An hour before the Jesus and Mary Chain’s one and only performance at this year’s South by Southwest music conference in Texas, I started counting. One quickly led to 50 and then 100 and eventually more than 300.
THE JESUS AND MARY CHAIN
That’s how many people had queued up in front of me to see and hear a band whose stature and influence have grown exponentially since breaking up in 1999. It was a rare reunion show, and everyone in line felt like we were playing the lottery. We were nervous. Would we get into the club? I did not.
‘People tend to be reverential toward us these days, which is a new thing for us.’
That night, back in March, was a remarkable reminder of just how good time has been to the Jesus and Mary Chain. Equally in awe of the Stooges and the Shangri-Las, brothers Jim and William Reid started the guitar band in their native Scotland in the early ’80s as a reaction to the electronic pop music exploding around them.
In 1985, the year they released their seminal debut, “Psychocandy,” Madonna, Wham!, and Tears for Fears ruled the charts. By contrast, the Jesus and Mary Chain was punishingly loud, dense with reverb and squalling distortion, and — somehow, miraculously — sweet as candy. Just like honey, to lift the title of one of their best-known songs, which was used to great effect in the 2003 film “Lost in Translation.”
Reunion appearances in 2007 went well enough to persuade the band, with both Jim and William at the reins, to head out on the road again this year. They have a two-night stand at the Paradise Rock Club starting Tuesday; surprisingly, tickets were still available at press time.
“I suppose there’s less pressure,” Jim Reid says this week from a hotel room in New Orleans. “The last time was the big comeback, so there was a bit of pressure to deliver the goods. This time we just do what we want.”
A reunion of any sorts seemed unfathomable to Reid back when he and William called it quits.
“At that point, I couldn’t have believed that the Mary Chain would ever play again. It was such a bad vibe,” he says. “It’s cliche, but time does heal these things. Years went by, and you look back on why the band ended, and it seemed for no good reason at all. We were bickering over just about everything. It was probably a lot to do with drink and drugs.”
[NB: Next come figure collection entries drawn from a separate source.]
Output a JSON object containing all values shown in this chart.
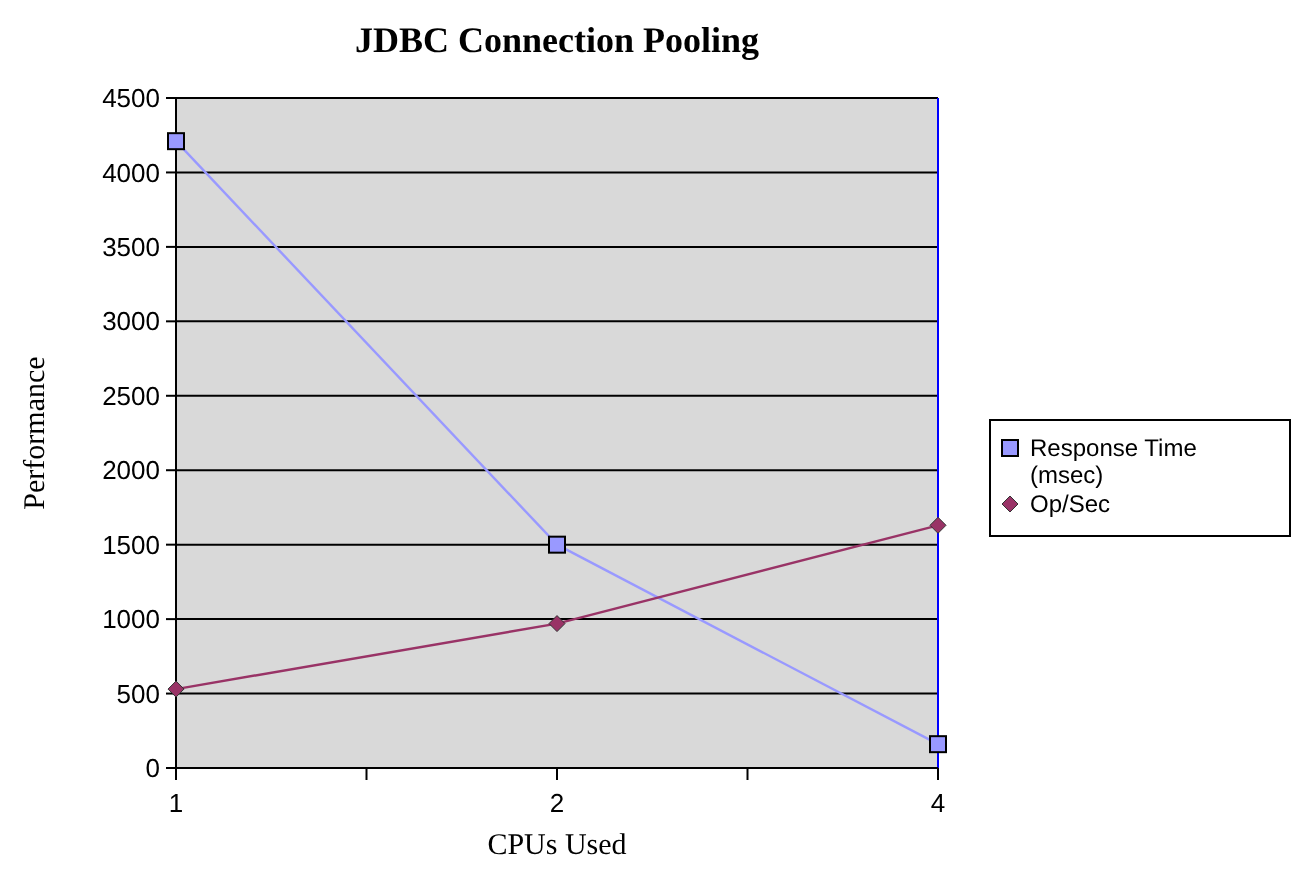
{
  "chart_data": {
    "type": "line",
    "title": "JDBC Connection Pooling",
    "xlabel": "CPUs Used",
    "ylabel": "Performance",
    "categories": [
      "1",
      "2",
      "4"
    ],
    "series": [
      {
        "name": "Response Time (msec)",
        "color": "#9999ff",
        "values": [
          4210,
          1500,
          160
        ],
        "marker": "square"
      },
      {
        "name": "Op/Sec",
        "color": "#993366",
        "values": [
          530,
          970,
          1630
        ],
        "marker": "diamond"
      }
    ],
    "ylim": [
      0,
      4500
    ],
    "yticks": [
      0,
      500,
      1000,
      1500,
      2000,
      2500,
      3000,
      3500,
      4000,
      4500
    ],
    "grid": "y",
    "legend": "right"
  }
}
Asked to describe his relationship with his brother now, Reid chooses his words carefully.
“It’s never going to be easy between me and William. It used to be, but it never can be again, I don’t think,” he says. “We now know when to back off from each other, whereas back in the ’90s, it was full-on assault. Now we realize that’s a negative way to approach the band.”
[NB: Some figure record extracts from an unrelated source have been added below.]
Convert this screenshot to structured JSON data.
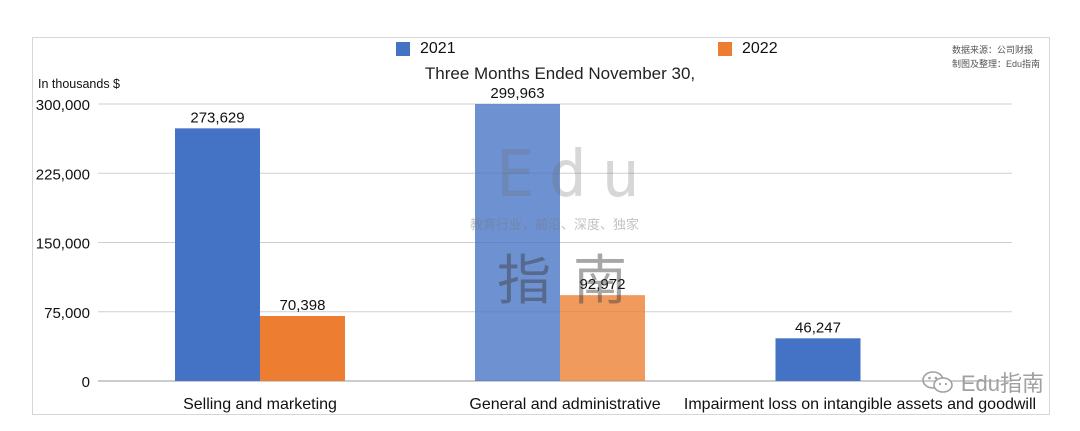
{
  "chart_data": {
    "type": "bar",
    "title": "Three Months Ended November 30,",
    "ylabel": "In thousands $",
    "categories": [
      "Selling and marketing",
      "General and administrative",
      "Impairment loss on intangible assets and goodwill"
    ],
    "series": [
      {
        "name": "2021",
        "color": "#4472C4",
        "values": [
          273629,
          299963,
          46247
        ]
      },
      {
        "name": "2022",
        "color": "#ED7D31",
        "values": [
          70398,
          92972,
          null
        ]
      }
    ],
    "data_labels": {
      "2021": [
        "273,629",
        "299,963",
        "46,247"
      ],
      "2022": [
        "70,398",
        "92,972",
        ""
      ]
    },
    "ylim": [
      0,
      300000
    ],
    "yticks": [
      0,
      75000,
      150000,
      225000,
      300000
    ],
    "ytick_labels": [
      "0",
      "75,000",
      "150,000",
      "225,000",
      "300,000"
    ],
    "grid": true,
    "legend": "top"
  },
  "source_note": {
    "line1": "数据来源：公司财报",
    "line2": "制图及整理：Edu指南"
  },
  "watermark": {
    "edu": "Edu",
    "tagline": "教育行业，前沿、深度、独家",
    "cn": "指南"
  },
  "brand": {
    "wechat_icon": "wechat-icon",
    "label": "Edu指南"
  }
}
At the same time, he admits their sibling rivalry was part and parcel of what made the Jesus and Mary Chain so potent: “There was always something in the music that came from the animosity between us,” he says.
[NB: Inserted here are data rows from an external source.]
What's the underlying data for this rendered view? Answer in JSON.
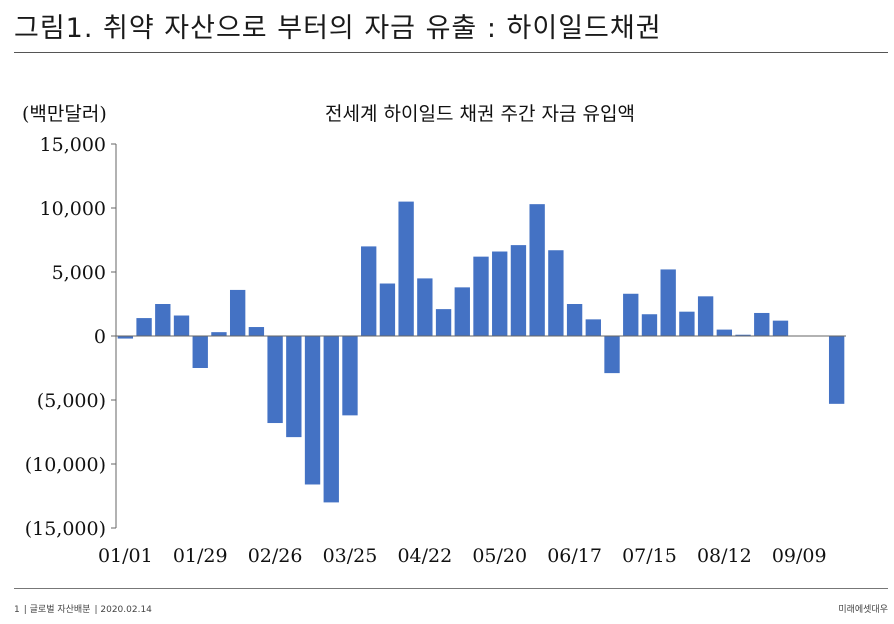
{
  "page": {
    "title": "그림1. 취약 자산으로 부터의 자금 유출 : 하이일드채권"
  },
  "footer": {
    "page_number": "1",
    "report_name": "글로벌 자산배분",
    "date": "2020.02.14",
    "company": "미래에셋대우"
  },
  "chart_data": {
    "type": "bar",
    "title": "전세계 하이일드 채권 주간 자금 유입액",
    "ylabel": "(백만달러)",
    "xlabel": "",
    "ylim": [
      -15000,
      15000
    ],
    "yticks": [
      15000,
      10000,
      5000,
      0,
      -5000,
      -10000,
      -15000
    ],
    "ytick_labels": [
      "15,000",
      "10,000",
      "5,000",
      "0",
      "(5,000)",
      "(10,000)",
      "(15,000)"
    ],
    "xtick_labels": [
      "01/01",
      "01/29",
      "02/26",
      "03/25",
      "04/22",
      "05/20",
      "06/17",
      "07/15",
      "08/12",
      "09/09"
    ],
    "xtick_every": 4,
    "bar_color": "#4472c4",
    "grid": false,
    "values": [
      -200,
      1400,
      2500,
      1600,
      -2500,
      300,
      3600,
      700,
      -6800,
      -7900,
      -11600,
      -13000,
      -6200,
      7000,
      4100,
      10500,
      4500,
      2100,
      3800,
      6200,
      6600,
      7100,
      10300,
      6700,
      2500,
      1300,
      -2900,
      3300,
      1700,
      5200,
      1900,
      3100,
      500,
      100,
      1800,
      1200,
      0,
      0,
      -5300
    ]
  }
}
In the wake of the Mary Chain’s demise, its aesthetic became something of a blueprint in indie rock. Danish duo the Raveonettes, in particular, make music that pays homage to the Reids’ brand of savage beauty. In 2008, the Magnetic Fields tipped its cap to the Mary Chain with “Distortion,” an album that unabashedly mirrored the feel of “Psychocandy.”
“People brought it to our attention through the years that other bands had learned a thing or two from listening to the Mary Chain, which was always flattering,” Reid says. “That’s what the music is there for. It’s there to be borrowed and reworked. We did it with the bands that we loved. I’d much rather have bands sounding like the Mary Chain than the drivel that was floating around at the time in the early ’80s.”
Reid says he and his brother were precise about constructing their sound.
“We spent a long time planning what the band ought to be. Me and William would sit up all night and discuss the perfect rock ’n’ roll band,” he says. “We were very unhappy with the state of the music scene at the time we formed. We thought, ‘Why doesn’t anybody make music like we want to do?’ Since nobody was doing it, we thought we’d do it.”
As this new tour rolls on, Reid is hesitant to predict the band’s future.
“I think the next thing is to finish this new album we keep talking about. I’m pretty sure if we get around to recording it, it will stand up with the rest of the Mary Chain stuff,” he says, adding that he and William both have families now and don’t live near each other.
Reid doesn’t say so outright, but he seems amused by the resurgence of respect for the trail he and his brother blazed more than 25 years ago.
“People tend to be reverential toward us these days, which is a new thing for us because we’re used to being treated like [expletive],” he says. “We’re usually the kind of band that gets kicked out of the night club rather than ushered in on the red carpet.”